The existence of experts has become a hot-button topic. Trust in an expert is now a reflection of confirmation bias.
Expertise is relative and dynamic. As knowledge increases, relative knowledge shifts. Newton could once predict every movement.
Knowledge increasing is a given. Better instruments will always yield more detail and precision.
Someone remaining an expert for years is the exception, not the rule.
There's another dimension to this: the *accessibility* of knowledge.
Way back in history, there were people who could not read. So, knowledge was limited to the privileged few who were literate. Those who were literate were clearly experts because they knew much more than the masses of people who couldn't. That's where your point about the relative nature of expertise comes in. Because it's not necessarily that those experts knew a lot in general. But they knew a lot more than the people around them who couldn't read.
That's why dictators limit access to knowledge. Because they want to be the ultimate source of knowledge (or "expert") within their dictatorship.
Literacy, the printing press, the internet... each of these allowed knowledge to increase among the masses in much of the world. The lower classes gained access to knowledge they didn't have. So, the gap between those who had knowledge and those who didn't narrowed.

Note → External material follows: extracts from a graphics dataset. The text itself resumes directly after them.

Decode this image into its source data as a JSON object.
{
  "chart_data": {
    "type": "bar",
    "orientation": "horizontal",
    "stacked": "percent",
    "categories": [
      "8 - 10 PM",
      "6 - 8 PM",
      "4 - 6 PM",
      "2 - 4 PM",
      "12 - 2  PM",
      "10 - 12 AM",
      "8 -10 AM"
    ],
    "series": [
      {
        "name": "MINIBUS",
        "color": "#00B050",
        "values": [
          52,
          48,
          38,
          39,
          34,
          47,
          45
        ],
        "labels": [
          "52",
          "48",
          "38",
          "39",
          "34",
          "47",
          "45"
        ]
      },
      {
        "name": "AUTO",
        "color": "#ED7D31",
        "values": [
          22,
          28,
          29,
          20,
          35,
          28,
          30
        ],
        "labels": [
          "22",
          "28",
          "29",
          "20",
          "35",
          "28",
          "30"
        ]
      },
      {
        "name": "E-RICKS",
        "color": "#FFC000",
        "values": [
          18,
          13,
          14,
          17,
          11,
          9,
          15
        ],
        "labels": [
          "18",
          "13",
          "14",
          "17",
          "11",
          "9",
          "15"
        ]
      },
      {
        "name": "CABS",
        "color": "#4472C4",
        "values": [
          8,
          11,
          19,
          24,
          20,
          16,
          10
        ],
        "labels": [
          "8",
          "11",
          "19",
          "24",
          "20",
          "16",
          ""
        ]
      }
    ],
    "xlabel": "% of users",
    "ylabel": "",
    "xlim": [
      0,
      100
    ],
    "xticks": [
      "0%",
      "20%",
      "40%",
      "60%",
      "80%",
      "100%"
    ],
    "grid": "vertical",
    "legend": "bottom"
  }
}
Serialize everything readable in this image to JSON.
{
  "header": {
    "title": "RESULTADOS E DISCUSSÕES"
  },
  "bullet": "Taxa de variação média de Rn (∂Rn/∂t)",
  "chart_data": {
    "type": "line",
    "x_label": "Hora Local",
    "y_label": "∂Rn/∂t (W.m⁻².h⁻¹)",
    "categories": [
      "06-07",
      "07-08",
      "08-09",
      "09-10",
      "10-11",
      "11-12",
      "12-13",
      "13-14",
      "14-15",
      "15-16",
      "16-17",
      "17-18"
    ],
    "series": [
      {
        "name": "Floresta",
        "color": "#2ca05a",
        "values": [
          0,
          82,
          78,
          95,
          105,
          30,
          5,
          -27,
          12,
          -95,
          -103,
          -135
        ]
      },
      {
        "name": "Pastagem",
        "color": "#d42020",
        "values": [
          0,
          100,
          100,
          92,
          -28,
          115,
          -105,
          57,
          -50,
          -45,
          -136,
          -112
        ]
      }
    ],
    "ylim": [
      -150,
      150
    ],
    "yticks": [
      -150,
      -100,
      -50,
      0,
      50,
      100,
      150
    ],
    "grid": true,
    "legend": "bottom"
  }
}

If we couple this with the psychology of "a little knowledge is a dangerous thing," then it's easier to see why people who can look up Wikipedia, Google or ChatGPT think they know as much as an expert. That decreases the (perceived) value of experts.
In Dive 27 of my newsletter, I talked about how a tech influencer on Twitter who lived in Europe thought he knew more than I did about a law local to where I work, even though I was tested on it by the entity that created that law. I'm still befuddled by that.
Thanks to ease of access to knowledge, we're also seeing charlatans selling themselves as "experts" only to discover later that they're frauds. This also makes it harder to trust in any self-proclaimed experts *unless* they've demonstrated their knowledge. The fraudulent "experts" further erode trust in experts.
So, I would say the reason experts seem less trustworthy nowadays has less to do with the increase in the quantity of knowledge, and more to do with an increase in the *accessibility* of knowledge. Or the *distribution* of knowledge. But that doesn't mean knowledge can't become siloed once again (see the dictatorship example above).
"Someone remaining an expert for years is the exception, not the rule." Was this always the case, or a sign of our times?